A Fall recap post by MAC Research Associate, Madison Hitchcock who is a graduate student in globalization and international development at the University of Ottawa.

On September 27th of this year, conflict broke out between Armenia and Azerbaijan over the region of Nagorno-Karabakh. While it is a self-governing, democratic region that holds independent, free and fair elections, it is a heavily disputed territory internationally recognized as part of Azerbaijan while being home to mostly ethnic Armenians.

There has been confirmed use of explosive weapons and sustained heavy shelling in cities such as Stepanakert and Ganja, as well as multiple other areas. After multiple brief cease fire agreements, a peace seems to be holding. On November 9th, 2020, the two parties reached an armistice after six weeks of bloody conflict; with Armenia conceding territory to Azerbaijan.

The humanitarian cost of this conflict is heavy. Currently, hundreds of civilians have been confirmed dead and thousands have been displaced from the conflict. The use of explosive weapons in populated areas cause high civilian casualties from their wide area blast effects in densely populated zones, as well as damaging critical infrastructure including hospitals, homes, schools, roadways, electrical grids and sanitation centres. These reverberating effects will cause further death and injury, as well as continued displacement of survivors in the future.

These weapons have been utilized by those on both sides of the conflict.
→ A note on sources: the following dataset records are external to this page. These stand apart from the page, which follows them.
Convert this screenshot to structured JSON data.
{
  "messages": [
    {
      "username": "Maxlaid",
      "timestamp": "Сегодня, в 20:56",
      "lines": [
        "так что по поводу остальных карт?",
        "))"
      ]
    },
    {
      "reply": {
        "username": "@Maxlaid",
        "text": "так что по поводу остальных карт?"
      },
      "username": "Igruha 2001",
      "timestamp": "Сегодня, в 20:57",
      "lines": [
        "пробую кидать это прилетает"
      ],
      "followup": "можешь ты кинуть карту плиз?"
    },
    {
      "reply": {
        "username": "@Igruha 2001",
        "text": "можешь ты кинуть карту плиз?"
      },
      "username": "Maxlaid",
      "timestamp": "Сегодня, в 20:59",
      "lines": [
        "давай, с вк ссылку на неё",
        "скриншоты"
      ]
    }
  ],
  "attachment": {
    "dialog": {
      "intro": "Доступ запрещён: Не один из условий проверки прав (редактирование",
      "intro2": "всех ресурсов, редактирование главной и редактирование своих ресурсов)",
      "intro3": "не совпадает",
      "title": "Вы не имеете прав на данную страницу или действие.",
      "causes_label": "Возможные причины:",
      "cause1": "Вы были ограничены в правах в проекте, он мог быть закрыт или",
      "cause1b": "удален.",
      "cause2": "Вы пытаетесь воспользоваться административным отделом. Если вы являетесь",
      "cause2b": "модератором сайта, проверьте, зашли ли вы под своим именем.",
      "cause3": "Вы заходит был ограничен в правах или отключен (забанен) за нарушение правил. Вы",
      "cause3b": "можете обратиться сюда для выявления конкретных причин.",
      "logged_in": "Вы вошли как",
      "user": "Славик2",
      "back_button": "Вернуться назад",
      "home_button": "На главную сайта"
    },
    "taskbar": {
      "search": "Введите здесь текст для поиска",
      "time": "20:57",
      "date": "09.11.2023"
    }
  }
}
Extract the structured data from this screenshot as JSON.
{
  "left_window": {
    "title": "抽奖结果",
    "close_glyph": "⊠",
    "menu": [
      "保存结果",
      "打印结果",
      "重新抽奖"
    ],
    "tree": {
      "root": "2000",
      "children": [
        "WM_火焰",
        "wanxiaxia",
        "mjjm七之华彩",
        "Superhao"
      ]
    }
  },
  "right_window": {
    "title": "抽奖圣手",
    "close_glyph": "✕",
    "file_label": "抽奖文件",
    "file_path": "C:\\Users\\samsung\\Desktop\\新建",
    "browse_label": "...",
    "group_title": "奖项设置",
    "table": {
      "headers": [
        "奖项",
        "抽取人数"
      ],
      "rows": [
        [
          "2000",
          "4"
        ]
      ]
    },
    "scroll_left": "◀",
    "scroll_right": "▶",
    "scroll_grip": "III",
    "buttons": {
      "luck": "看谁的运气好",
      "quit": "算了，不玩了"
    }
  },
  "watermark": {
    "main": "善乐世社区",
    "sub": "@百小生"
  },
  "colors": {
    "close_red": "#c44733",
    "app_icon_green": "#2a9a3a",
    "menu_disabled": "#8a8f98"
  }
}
Azerbaijan has refused to allow additional humanitarian aid other than the International Committee of the Red Cross to enter the region which is extending the suffering of many survivors who are unable to access support. This crisis is all happening in the context of COVID-19 which puts civilians at further risk.

Additionally, there have been credible reports of the use of cluster munitions which have been banned by international convention – to which neither Armenia nor Azerbaijan are signatories. These weapons are especially harmful to civilians as they have wide blast areas and it is estimated that between 5-20% of the munitions fail to explode leaving incredibly dangerous situations for civilians long after their initial use[1].    

Under international humanitarian law, Armenia and Azerbaijan have an obligation to minimize harm to civilians. Mines Action Canada strongly condemns the neglect of this duty and calls on all parties to uphold this obligation and refrain from using explosive weapons in populated areas and banned cluster munitions; as well as allowing further humanitarian aid organizations into the region. We also call on Armenia and Azerbaijan to immediately join the Convention on Cluster Munitions and support the draft Political Declaration on Strengthening Protections from Humanitarian Harm arising from the use of Explosive Weapons in Populated Areas.